Thanks to its knowledge of production control systems and process improvements, Toyota is to help rice farmers in Japan manage their workload with a new IT tool.
The Japanese government is backing the project by Toyota and large-scale tests of the cloud-based system are to begin this month. The project aims to create advanced agricultural management models in order to support the expanding numbers of farmers and landowners.
These small-scale farmers and landowners then entrust the cultivation of their land to large co-operatives. Toyota, for example, has been working with rice growers in Aichi prefecture since 2011 to help them improve their cultivation and productivity.
Previous work by Toyota has included testing trials for the product in 2012, and it has since gone through major improvements, including making the software accessible for the labourers to use.

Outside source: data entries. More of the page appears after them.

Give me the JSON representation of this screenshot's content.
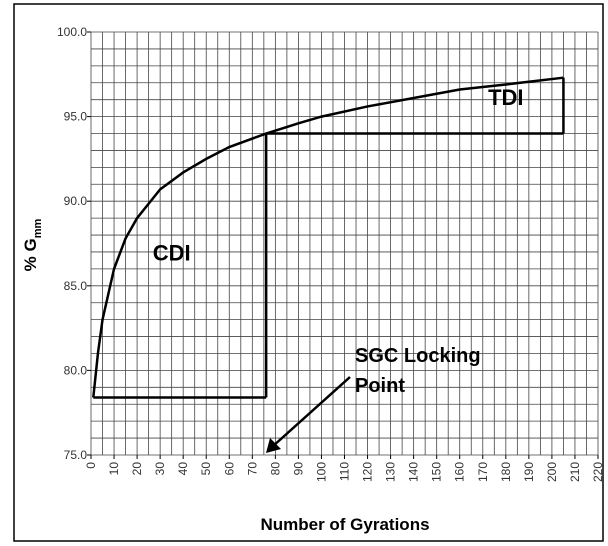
{
  "chart_data": {
    "type": "line",
    "xlabel": "Number of Gyrations",
    "ylabel": "% G",
    "ylabel_sub": "mm",
    "x": [
      1,
      3,
      5,
      10,
      15,
      20,
      30,
      40,
      50,
      60,
      76,
      90,
      100,
      120,
      140,
      160,
      180,
      205
    ],
    "values": [
      78.4,
      81,
      83,
      86,
      87.8,
      89,
      90.7,
      91.7,
      92.5,
      93.2,
      94.0,
      94.6,
      95,
      95.6,
      96.1,
      96.6,
      96.9,
      97.3
    ],
    "color": "#000000",
    "regions": [
      {
        "label": "CDI",
        "x": [
          1,
          76
        ],
        "y": [
          78.4,
          94
        ]
      },
      {
        "label": "TDI",
        "x": [
          76,
          205
        ],
        "y": [
          94,
          97.3
        ]
      }
    ],
    "annotation": [
      "SGC Locking",
      "Point"
    ],
    "xlim": [
      0,
      220
    ],
    "ylim": [
      75,
      100
    ],
    "xticks": [
      0,
      10,
      20,
      30,
      40,
      50,
      60,
      70,
      80,
      90,
      100,
      110,
      120,
      130,
      140,
      150,
      160,
      170,
      180,
      190,
      200,
      210,
      220
    ],
    "yticks": [
      {
        "value": 75,
        "label": "75.0"
      },
      {
        "value": 80,
        "label": "80.0"
      },
      {
        "value": 85,
        "label": "85.0"
      },
      {
        "value": 90,
        "label": "90.0"
      },
      {
        "value": 95,
        "label": "95.0"
      },
      {
        "value": 100,
        "label": "100.0"
      }
    ],
    "xgrid": [
      0,
      5,
      10,
      15,
      20,
      25,
      30,
      35,
      40,
      45,
      50,
      55,
      60,
      65,
      70,
      75,
      80,
      85,
      90,
      95,
      100,
      105,
      110,
      115,
      120,
      125,
      130,
      135,
      140,
      145,
      150,
      155,
      160,
      165,
      170,
      175,
      180,
      185,
      190,
      195,
      200,
      205,
      210,
      215,
      220
    ],
    "ygrid": [
      75,
      76,
      77,
      78,
      79,
      80,
      81,
      82,
      83,
      84,
      85,
      86,
      87,
      88,
      89,
      90,
      91,
      92,
      93,
      94,
      95,
      96,
      97,
      98,
      99,
      100
    ],
    "grid": true
  }
}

Toyota’s IT tool will be used to organise data gathered from individual field workers in a central database, so that work across independent rice farms can be managed more efficiently.
The tool encompasses a number of rice paddies over a large area and it is used to distribute daily work plans to labourers across the farms.
It can also be used after the initial growing period to obtain information during the drying and refining phases in the paddies.
The Toyota-developed technology can also be used to collect information about harvest quantity and quality, which will be helpful to farmers as they can analyse the data to grow better-tasting crops.
At the moment, the system is available as a support for major crops, including rice, wheat and soya, but Toyota is keen to grow its development across other products. By doing this the manufacturer hopes it will be able to help revitalise Japanese agriculture.
Overall, the technology has been created by Toyota as a helpful tool, which will see landowners in Japan capable of running their farms more efficiently and with a better end product.